Ainda com colete vestido, Mariana Bartólo acrescentou que é importante dar a conhecer que “a comunidade surda tem uma cultura própria e muitas vezes não se conecta à música como as pessoas que ouvem. Ou seja, nós temos a nossa própria maneira de sentir o ritmo, através da língua gestual portuguesa, por exemplo. Há uma imersão na música que se consegue tal como as pessoas ouvintes, mas de uma forma diferente: através das luzes, através dos coletes sensoriais, através da introdução em língua gestual portuguesa, através dos textos.

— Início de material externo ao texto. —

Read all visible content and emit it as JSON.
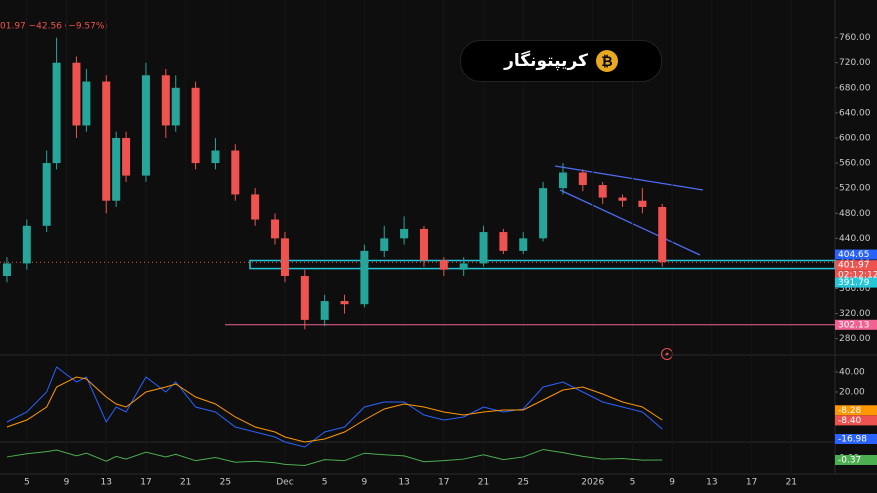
{
  "chart_data": {
    "type": "candlestick",
    "header": "01.97 −42.56 (−9.57%)",
    "x": [
      3,
      5,
      7,
      8,
      10,
      11,
      13,
      14,
      15,
      17,
      19,
      20,
      22,
      24,
      26,
      28,
      30,
      31,
      33,
      35,
      37,
      39,
      41,
      43,
      45,
      47,
      49,
      51,
      53,
      55,
      57,
      59,
      61,
      63,
      65,
      67,
      69
    ],
    "open": [
      380,
      400,
      460,
      560,
      720,
      620,
      690,
      500,
      600,
      540,
      700,
      620,
      680,
      560,
      580,
      510,
      470,
      440,
      380,
      310,
      340,
      335,
      420,
      440,
      455,
      405,
      390,
      400,
      450,
      420,
      440,
      520,
      545,
      525,
      505,
      500,
      490
    ],
    "high": [
      410,
      470,
      580,
      760,
      730,
      710,
      700,
      610,
      610,
      720,
      710,
      700,
      690,
      600,
      590,
      520,
      480,
      450,
      390,
      350,
      350,
      430,
      460,
      475,
      460,
      410,
      410,
      460,
      455,
      450,
      530,
      560,
      550,
      530,
      510,
      520,
      495
    ],
    "low": [
      370,
      390,
      450,
      550,
      600,
      610,
      480,
      490,
      530,
      530,
      600,
      610,
      550,
      550,
      500,
      460,
      430,
      370,
      295,
      300,
      320,
      330,
      410,
      430,
      395,
      380,
      380,
      395,
      415,
      415,
      435,
      510,
      515,
      495,
      490,
      480,
      395
    ],
    "close": [
      400,
      460,
      560,
      720,
      620,
      690,
      500,
      600,
      540,
      700,
      620,
      680,
      560,
      580,
      510,
      470,
      440,
      380,
      310,
      340,
      335,
      420,
      440,
      455,
      405,
      390,
      400,
      450,
      420,
      440,
      520,
      545,
      525,
      505,
      500,
      490,
      402
    ],
    "up_color": "#26a69a",
    "down_color": "#ef5350",
    "xlim": [
      2.3,
      86.4
    ],
    "xticks": [
      {
        "value": 5,
        "label": "5"
      },
      {
        "value": 9,
        "label": "9"
      },
      {
        "value": 13,
        "label": "13"
      },
      {
        "value": 17,
        "label": "17"
      },
      {
        "value": 21,
        "label": "21"
      },
      {
        "value": 25,
        "label": "25"
      },
      {
        "value": 31,
        "label": "Dec"
      },
      {
        "value": 35,
        "label": "5"
      },
      {
        "value": 39,
        "label": "9"
      },
      {
        "value": 43,
        "label": "13"
      },
      {
        "value": 47,
        "label": "17"
      },
      {
        "value": 51,
        "label": "21"
      },
      {
        "value": 55,
        "label": "25"
      },
      {
        "value": 62,
        "label": "2026"
      },
      {
        "value": 66,
        "label": "5"
      },
      {
        "value": 70,
        "label": "9"
      },
      {
        "value": 74,
        "label": "13"
      },
      {
        "value": 78,
        "label": "17"
      },
      {
        "value": 82,
        "label": "21"
      }
    ],
    "ylim": [
      254,
      820
    ],
    "yticks": [
      {
        "value": 280,
        "label": "280.00"
      },
      {
        "value": 320,
        "label": "320.00"
      },
      {
        "value": 360,
        "label": "360.00"
      },
      {
        "value": 400,
        "label": "400.00"
      },
      {
        "value": 440,
        "label": "440.00"
      },
      {
        "value": 480,
        "label": "480.00"
      },
      {
        "value": 520,
        "label": "520.00"
      },
      {
        "value": 560,
        "label": "560.00"
      },
      {
        "value": 600,
        "label": "600.00"
      },
      {
        "value": 640,
        "label": "640.00"
      },
      {
        "value": 680,
        "label": "680.00"
      },
      {
        "value": 720,
        "label": "720.00"
      },
      {
        "value": 760,
        "label": "760.00"
      }
    ],
    "levels": [
      {
        "value": 404.65,
        "color": "#2962ff"
      },
      {
        "value": 401.97,
        "color": "#ef5350"
      },
      {
        "value": 391.79,
        "color": "#26c6da"
      },
      {
        "value": 302.13,
        "color": "#f06292"
      }
    ],
    "countdown": "02:12:12",
    "indicators": [
      {
        "type": "line",
        "ylim": [
          -30,
          54
        ],
        "yticks": [
          {
            "value": 20,
            "label": "20.00"
          },
          {
            "value": 40,
            "label": "40.00"
          }
        ],
        "series": [
          {
            "color": "#2962ff",
            "values": [
              -10,
              0,
              20,
              45,
              30,
              35,
              -10,
              5,
              0,
              35,
              20,
              30,
              5,
              0,
              -15,
              -20,
              -25,
              -30,
              -35,
              -20,
              -15,
              5,
              10,
              10,
              -3,
              -8,
              -5,
              5,
              0,
              3,
              25,
              30,
              20,
              10,
              5,
              0,
              -17
            ]
          },
          {
            "color": "#ff9800",
            "values": [
              -15,
              -8,
              5,
              25,
              35,
              33,
              15,
              8,
              5,
              20,
              25,
              28,
              15,
              8,
              -5,
              -15,
              -20,
              -25,
              -30,
              -27,
              -20,
              -8,
              3,
              8,
              5,
              0,
              -3,
              0,
              2,
              2,
              12,
              22,
              25,
              18,
              10,
              5,
              -8
            ]
          }
        ],
        "last": [
          {
            "value": -8.28,
            "color": "#ff9800"
          },
          {
            "value": -8.4,
            "label": "-8.40",
            "color": "#ef5350"
          },
          {
            "value": -16.98,
            "color": "#2962ff"
          }
        ]
      },
      {
        "type": "line",
        "ylim": [
          -3,
          3
        ],
        "yticks": [
          {
            "value": 0,
            "label": "0.00"
          }
        ],
        "series": [
          {
            "color": "#4caf50",
            "values": [
              0.2,
              0.8,
              1.2,
              1.5,
              0.4,
              0.9,
              -0.6,
              0.3,
              -0.2,
              1.1,
              0.2,
              0.7,
              -0.5,
              0.1,
              -0.8,
              -0.6,
              -0.9,
              -1.2,
              -1.4,
              -0.3,
              -0.5,
              0.9,
              0.6,
              0.4,
              -0.7,
              -0.5,
              -0.2,
              0.6,
              -0.3,
              0.2,
              1.6,
              1.0,
              0.3,
              -0.2,
              -0.1,
              -0.4,
              -0.37
            ]
          }
        ],
        "last": [
          {
            "value": -0.37,
            "color": "#4caf50"
          }
        ]
      }
    ]
  },
  "logo": "کریپتونگار"
}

E isso é acessibilidade". A jovem médica acrescentou que é  também necessário educar a comunidade surda para a possibilidade de desfrutar um concerto dessa forma, uma realidade é que muitos  não conhecem”

Sebastião, que tem capacidade de ouvir um pouco e já tinha estado em alguns festivais de música, concorda, “sinto que algumas pessoas surdas gostavam de participar mais neste tipo de eventos, e apesar de começarem a existir maior acessibilidade, são necessárias adaptações,  nossa experiência nunca vai ser igual à das pessoas ouvintes.” 

Uma noite que os oito participantes não vão esquecer, sobretudo quando Dua Lipa  a meio do seu concerto no Passeio Marítimo de Algés fez referência ao projeto e em linguagem gestual mandou uma mensagem ao grupo: “Eu vejo-vos.Eu amo-vos”.  Uma experiência sensorial e emotiva.